Comment vérifier soi-même un prix barré

La meilleure arme du consommateur reste sa propre mémoire, ou plutôt celle d’internet. Des outils de suivi de prix, gratuits et accessibles en ligne, permettent de visualiser l’historique de tarification d’un produit sur plusieurs semaines ou mois. Ces extensions ou sites tiers scrutent les principales plateformes de vente en ligne et affichent une courbe claire : on voit immédiatement si le prix a été artificiellement remonté juste avant l’annonce de la remise, ou s’il s’agit d’une vraie diminution par rapport à la moyenne récente.

Pour les achats en magasin physique, l’exercice est plus délicat, faute d’historique consultable facilement. Une astuce simple consiste à noter ou photographier les prix affichés dans les vitrines dans les semaines précédant les soldes, particulièrement pour les articles qu’on envisage sérieusement d’acheter. Cela demande un peu d’anticipation, mais cela reste la méthode la plus fiable pour un achat en boutique. À défaut, comparer le prix soldé avec celui pratiqué par des enseignes concurrentes sur un article identique donne déjà une bonne indication de cohérence.

Que faire si la remise semble fictive

Repérer une anomalie ne veut pas dire qu’il faille renoncer à l’achat, surtout si le prix final reste malgré tout intéressant. Mais cela vaut la peine de signaler la pratique, ne serait-ce que pour alimenter les statistiques de contrôle. En Belgique, le signalement se fait via le point de contact du SPF Économie, qui centralise les plaintes liées aux pratiques commerciales trompeuses. Un signalement isolé ne déclenche pas forcément une enquête immédiate, mais l’accumulation de plaintes sur une même enseigne ou un même produit peut justifier une intervention ciblée des inspecteurs.

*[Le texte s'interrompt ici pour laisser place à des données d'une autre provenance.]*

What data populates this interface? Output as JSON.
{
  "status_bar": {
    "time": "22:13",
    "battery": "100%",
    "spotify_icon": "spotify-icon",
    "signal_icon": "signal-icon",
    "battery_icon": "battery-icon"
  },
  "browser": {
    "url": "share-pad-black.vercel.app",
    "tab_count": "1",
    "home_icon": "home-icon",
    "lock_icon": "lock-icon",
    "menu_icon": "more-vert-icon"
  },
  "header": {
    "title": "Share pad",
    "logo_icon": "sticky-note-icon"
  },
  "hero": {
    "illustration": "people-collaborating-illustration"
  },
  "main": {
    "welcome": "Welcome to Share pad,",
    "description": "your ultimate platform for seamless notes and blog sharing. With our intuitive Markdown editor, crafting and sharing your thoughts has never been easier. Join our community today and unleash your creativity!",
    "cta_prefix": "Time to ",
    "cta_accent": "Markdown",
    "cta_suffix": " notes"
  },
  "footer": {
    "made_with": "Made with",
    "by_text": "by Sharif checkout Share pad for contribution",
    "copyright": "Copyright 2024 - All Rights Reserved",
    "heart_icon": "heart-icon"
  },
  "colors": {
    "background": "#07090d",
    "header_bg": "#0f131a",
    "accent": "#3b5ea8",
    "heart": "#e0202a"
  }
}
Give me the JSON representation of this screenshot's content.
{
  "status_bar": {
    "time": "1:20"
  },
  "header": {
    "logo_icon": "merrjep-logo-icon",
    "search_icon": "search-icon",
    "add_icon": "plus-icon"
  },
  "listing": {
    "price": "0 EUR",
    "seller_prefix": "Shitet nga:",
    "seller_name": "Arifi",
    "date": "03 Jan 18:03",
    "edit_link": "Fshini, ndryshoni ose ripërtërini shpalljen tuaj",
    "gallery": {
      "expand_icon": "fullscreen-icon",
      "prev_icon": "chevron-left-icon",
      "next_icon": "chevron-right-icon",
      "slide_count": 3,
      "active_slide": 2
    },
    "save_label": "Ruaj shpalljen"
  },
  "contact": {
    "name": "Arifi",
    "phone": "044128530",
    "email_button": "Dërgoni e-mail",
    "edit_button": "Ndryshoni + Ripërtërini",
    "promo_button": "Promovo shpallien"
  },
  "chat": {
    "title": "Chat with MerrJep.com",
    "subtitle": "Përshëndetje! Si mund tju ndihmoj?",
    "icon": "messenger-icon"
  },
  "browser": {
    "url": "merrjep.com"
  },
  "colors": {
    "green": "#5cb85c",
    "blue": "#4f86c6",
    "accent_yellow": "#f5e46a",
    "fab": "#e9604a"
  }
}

Il existe aussi un recours direct auprès du commerçant : demander explicitement quel était le prix pratiqué avant l’annonce des soldes constitue une question légitime, à laquelle le vendeur est censé pouvoir répondre de manière transparente depuis l’entrée en vigueur de la réglementation Omnibus. Un vendeur qui esquive la question ou qui ne peut pas justifier le prix de référence affiché s’expose, en théorie, à une sanction s’il est contrôlé. Dans les faits, peu de consommateurs osent poser la question, ce qui laisse une marge de manœuvre confortable à ceux qui pratiquent des remises gonflées.

Un détail échappe souvent à l’attention : la règle des trente jours ne s’applique qu’aux annonces de réduction de prix, pas aux étiquettes de type « prix conseillé » ou « prix catalogue » qui n’ont jamais été pratiqués en magasin. Ces mentions restent dans une zone grise, tolérée tant qu’elles ne créent pas de confusion explicite avec une véritable remise. C’est précisément cette nuance qui permet à certains commerçants de continuer à afficher des prix barrés déconnectés de toute réalité commerciale récente, sans tomber sous le coup de la loi sur les soldes proprement dite.